Monday, August 22, 2011

Caraphernelia.



- fucking annoying -

So, I've taken some quizzes in Google. this is what it says. and I added something somehow. cliche huh.
lots of people don't seem to quite understand me. especially people who are very dear to me.
erm..Nope.

This is very me.

Ruthless character, carefully weighing her decisions in critical situations, with excellent self-control
and strong will.
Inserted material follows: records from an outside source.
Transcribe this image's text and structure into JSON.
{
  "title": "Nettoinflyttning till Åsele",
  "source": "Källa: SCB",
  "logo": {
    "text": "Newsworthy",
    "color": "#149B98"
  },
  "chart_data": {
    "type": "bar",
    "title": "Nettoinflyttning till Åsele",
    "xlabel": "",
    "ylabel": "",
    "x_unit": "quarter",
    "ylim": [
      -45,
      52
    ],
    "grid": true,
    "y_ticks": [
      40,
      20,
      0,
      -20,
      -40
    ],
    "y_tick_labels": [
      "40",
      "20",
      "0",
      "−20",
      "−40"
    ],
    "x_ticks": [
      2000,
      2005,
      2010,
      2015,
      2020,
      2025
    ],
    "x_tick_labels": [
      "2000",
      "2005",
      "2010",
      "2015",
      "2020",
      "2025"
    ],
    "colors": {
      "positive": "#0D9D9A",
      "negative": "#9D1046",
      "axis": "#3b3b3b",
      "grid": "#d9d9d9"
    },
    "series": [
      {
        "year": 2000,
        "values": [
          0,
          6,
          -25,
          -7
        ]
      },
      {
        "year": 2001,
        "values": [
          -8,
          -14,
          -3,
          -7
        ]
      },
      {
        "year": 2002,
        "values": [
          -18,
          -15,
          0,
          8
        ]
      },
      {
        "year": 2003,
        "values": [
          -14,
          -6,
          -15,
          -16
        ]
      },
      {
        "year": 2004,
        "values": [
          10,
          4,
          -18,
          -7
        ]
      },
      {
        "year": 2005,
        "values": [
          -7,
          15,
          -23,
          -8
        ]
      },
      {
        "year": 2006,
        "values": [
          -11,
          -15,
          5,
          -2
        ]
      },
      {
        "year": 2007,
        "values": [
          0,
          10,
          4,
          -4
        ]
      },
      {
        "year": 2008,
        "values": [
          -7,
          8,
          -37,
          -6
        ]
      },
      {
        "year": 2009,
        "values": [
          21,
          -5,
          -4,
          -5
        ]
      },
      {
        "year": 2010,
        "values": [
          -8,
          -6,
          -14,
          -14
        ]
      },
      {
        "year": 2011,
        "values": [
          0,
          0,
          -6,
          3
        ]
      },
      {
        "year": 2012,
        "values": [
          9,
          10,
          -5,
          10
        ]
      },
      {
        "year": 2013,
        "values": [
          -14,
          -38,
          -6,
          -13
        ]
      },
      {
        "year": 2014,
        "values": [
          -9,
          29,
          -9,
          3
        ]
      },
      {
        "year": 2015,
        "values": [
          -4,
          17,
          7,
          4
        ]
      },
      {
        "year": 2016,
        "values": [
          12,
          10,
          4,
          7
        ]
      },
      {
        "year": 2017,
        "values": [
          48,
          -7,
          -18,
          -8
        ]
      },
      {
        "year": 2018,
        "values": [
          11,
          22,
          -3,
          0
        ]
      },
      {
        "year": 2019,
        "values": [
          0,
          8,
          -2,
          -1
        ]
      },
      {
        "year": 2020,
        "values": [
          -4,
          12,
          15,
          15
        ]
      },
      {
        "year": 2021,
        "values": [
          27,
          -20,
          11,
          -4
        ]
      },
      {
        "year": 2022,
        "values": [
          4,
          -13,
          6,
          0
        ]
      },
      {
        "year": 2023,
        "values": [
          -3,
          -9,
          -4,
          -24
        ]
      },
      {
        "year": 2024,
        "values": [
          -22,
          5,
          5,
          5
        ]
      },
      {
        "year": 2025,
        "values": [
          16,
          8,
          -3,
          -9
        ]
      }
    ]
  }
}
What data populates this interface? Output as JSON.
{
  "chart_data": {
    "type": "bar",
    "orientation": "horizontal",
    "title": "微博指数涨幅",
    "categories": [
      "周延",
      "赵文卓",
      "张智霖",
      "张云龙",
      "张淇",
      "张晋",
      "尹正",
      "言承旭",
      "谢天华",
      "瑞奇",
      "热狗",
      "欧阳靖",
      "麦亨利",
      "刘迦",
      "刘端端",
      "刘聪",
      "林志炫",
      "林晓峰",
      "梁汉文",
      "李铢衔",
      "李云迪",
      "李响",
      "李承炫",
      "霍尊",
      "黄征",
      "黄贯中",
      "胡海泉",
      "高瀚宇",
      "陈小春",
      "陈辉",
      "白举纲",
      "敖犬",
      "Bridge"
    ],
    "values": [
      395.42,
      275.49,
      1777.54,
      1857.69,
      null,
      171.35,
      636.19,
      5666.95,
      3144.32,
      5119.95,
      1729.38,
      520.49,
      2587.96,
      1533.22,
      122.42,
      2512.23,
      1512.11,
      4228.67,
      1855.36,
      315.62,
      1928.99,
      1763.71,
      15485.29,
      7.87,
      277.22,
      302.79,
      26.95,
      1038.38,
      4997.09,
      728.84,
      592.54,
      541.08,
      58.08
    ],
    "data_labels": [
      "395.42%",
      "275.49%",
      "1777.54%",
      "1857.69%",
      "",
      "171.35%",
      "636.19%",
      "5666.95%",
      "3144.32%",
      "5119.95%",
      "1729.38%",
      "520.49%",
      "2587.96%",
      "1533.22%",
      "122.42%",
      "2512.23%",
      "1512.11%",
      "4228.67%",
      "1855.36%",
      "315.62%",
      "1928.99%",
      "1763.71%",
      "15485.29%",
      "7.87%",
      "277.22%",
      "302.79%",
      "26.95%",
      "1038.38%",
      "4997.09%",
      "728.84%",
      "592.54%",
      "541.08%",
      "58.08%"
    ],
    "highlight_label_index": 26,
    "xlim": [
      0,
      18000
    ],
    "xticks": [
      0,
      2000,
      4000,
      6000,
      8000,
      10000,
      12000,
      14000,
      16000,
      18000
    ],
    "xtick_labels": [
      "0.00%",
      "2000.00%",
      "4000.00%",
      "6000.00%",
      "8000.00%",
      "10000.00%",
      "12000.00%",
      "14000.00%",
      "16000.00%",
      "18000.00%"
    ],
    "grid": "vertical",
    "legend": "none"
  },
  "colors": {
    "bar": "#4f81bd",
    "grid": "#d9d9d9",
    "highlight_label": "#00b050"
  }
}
Such people are generally liked, but not always loved.
Not always laugh, but always smile.
Can't really be predicted.
I like to hide my real feelings, I like to be seen as the bad one to protect people that I LOVE or CARE.
I like to provoke people.
I must show people how strong I am, mentally and physically. except, I'm not.
I never cry except if there's a death of people that I love, or I found out that my siblings or my parent deceived me.
Gimme bunch of shits, i'll throw it back to ya,
Gimme bunch of bitches, i'll cut their mouth and slit their throat.
My lesson is to combat violence and disharmony in our world.



I love being around people, and I am deeply committed to my friends.
I am also unconventional, irreverent, and unimpressed by authority.
Incredibly perceptive, I can usually sense if someone has hidden motives.
I use lots of colorful language and expressions. I'm quite the storyteller despite that i'm quite a stutter lol!

In love, i am quite the charmer. And I definitely willing to risk my heart.
I often don't follow through with my flirting or professed feelings. I break a lot of hearts.

I just always seem to enjoy what I do.
I would make an excellent entrepreneur, politician, or journalist.

How I see myself: compassionate, unselfish, and understanding

When other people don't get me, they see me as: gushy, emotional, and unfocused
I'm quite rebellious, and I don't like being told what to do. I like to do things your way.
I have my own unique style, taste in music, and outlook on life.


My personality type is goofy, imaginative, relaxed, and brilliant.